Contro ogni aspettativa, Elettra si fece avanti. Luccicante della sua luce azzurrina, affrontò Miura a mento alzato, sebbene le nocche le tremassero. «Nessuno di noi ha chiesto il tuo aiuto. Se non ci siamo ancora uniti per distruggere la città c'è un motivo.»

«Non avete chiesto il mio aiuto? Perciò non mi avete mai pregato di aiutarvi a sparire. Vi trovate così bene, qui, vero?»

«Questo non significa che vogliamo una guerra. Sarebbero le persone che non vogliamo ferire a restarci in mezzo.»

La mascella di Miura ebbe un fremito. Anziché risponderle, abbassò lo sguardo. La lingua gli saettò fra i denti. Vega non ricordava di averlo mai visto esitare a quel modo.

«Non mi aspetto che dei ragazzini come voi possano capire,» disse. Lo lasciò a battere le palpebre nella confusione. «E comunque, la nostra cara amica comincia a stancarsi dei nostri discorsi.» Schioccò le dita, e Altair crollò ginocchia a terra.

Si risollevò in un istante, di nuovo un fascio di fulmini, ma non accennò ad attaccare questa volta. «Puoi scommetterci che mi sono rotta le palle delle tue stronzate.»

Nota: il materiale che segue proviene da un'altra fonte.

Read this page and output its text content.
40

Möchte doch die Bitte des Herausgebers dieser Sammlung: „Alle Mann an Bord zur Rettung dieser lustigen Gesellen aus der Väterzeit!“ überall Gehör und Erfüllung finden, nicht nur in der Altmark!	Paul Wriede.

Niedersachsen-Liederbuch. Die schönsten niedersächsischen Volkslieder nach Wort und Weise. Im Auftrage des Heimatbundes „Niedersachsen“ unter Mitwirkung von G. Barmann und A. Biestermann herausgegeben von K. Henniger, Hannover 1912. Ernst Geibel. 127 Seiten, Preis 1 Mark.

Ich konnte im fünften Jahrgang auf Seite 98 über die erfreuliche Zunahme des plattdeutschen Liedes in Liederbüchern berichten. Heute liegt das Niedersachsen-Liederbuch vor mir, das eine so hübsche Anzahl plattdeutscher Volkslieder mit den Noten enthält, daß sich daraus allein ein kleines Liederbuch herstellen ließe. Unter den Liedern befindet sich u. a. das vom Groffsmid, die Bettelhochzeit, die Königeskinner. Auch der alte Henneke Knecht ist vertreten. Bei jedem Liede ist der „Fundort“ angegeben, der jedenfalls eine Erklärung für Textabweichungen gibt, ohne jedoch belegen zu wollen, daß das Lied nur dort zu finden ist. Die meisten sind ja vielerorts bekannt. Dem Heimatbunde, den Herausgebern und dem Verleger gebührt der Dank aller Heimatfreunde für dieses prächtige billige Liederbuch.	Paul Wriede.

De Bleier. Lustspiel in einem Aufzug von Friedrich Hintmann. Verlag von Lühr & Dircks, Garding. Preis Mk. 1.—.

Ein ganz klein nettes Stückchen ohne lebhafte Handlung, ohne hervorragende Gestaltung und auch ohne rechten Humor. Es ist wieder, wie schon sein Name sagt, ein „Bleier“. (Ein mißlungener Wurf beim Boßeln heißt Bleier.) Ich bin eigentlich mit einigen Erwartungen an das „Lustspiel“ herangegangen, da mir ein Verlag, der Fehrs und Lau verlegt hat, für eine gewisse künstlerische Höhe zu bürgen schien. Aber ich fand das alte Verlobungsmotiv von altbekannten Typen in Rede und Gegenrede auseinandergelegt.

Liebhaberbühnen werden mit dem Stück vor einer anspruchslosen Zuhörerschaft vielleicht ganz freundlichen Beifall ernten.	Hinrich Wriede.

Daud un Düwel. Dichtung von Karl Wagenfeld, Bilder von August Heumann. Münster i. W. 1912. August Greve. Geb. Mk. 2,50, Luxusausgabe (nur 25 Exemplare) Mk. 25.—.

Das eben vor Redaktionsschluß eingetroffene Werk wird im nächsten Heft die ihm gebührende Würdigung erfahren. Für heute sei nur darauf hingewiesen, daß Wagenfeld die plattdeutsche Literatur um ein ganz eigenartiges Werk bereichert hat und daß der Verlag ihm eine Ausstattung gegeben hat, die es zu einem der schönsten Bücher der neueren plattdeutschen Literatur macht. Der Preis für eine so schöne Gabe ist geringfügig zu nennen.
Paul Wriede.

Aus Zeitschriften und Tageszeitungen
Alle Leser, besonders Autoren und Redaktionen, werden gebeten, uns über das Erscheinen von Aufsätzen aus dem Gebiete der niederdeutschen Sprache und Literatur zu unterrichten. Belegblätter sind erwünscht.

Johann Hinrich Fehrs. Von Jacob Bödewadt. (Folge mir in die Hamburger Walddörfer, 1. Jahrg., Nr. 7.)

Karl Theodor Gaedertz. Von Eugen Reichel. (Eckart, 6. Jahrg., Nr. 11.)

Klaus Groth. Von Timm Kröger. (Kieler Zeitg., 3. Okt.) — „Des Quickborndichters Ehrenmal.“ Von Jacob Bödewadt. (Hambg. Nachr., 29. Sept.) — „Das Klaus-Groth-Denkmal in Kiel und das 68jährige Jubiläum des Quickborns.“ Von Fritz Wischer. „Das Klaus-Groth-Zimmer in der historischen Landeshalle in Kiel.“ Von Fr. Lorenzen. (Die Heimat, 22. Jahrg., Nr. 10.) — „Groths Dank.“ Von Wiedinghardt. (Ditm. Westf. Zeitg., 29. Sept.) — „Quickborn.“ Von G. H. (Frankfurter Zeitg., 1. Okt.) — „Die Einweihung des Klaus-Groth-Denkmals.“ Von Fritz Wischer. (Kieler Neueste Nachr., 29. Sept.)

«Veniamo al punto, allora.» Miura incrociò le braccia. All'improvviso sembrava solo un povero, piccolo sociopatico con manie di grandezza. Pareva così facile, spiaccicargli la testa contro il muro. «Quando il progetto sarà pronto, voi dovrete aiutarmi a indebolire la cupola. Niente di più, niente di meno. Fatelo, e Nim otterrà quello che desidera. Se anche solo uno di voi si azzarderà a fare un passo falso, qualcosa contro di me, la ucciderò. Perciò, Furia Rossa, confido nel fatto che li terrai sotto controllo.»

Altair pestò il terreno con il piede. Non aggiunse altro, a parte un grugnito.

«Bene,» disse Miura. «Aspettate il mio prossimo ordine. Nel frattempo, imparate ad andare d'accordo, ho bisogno di un gruppo unito.»

Portò Nim via con sé e lasciò la sua nuova squadra lì, in balia delle sue parole, dei suoi piani e delle sue minacce.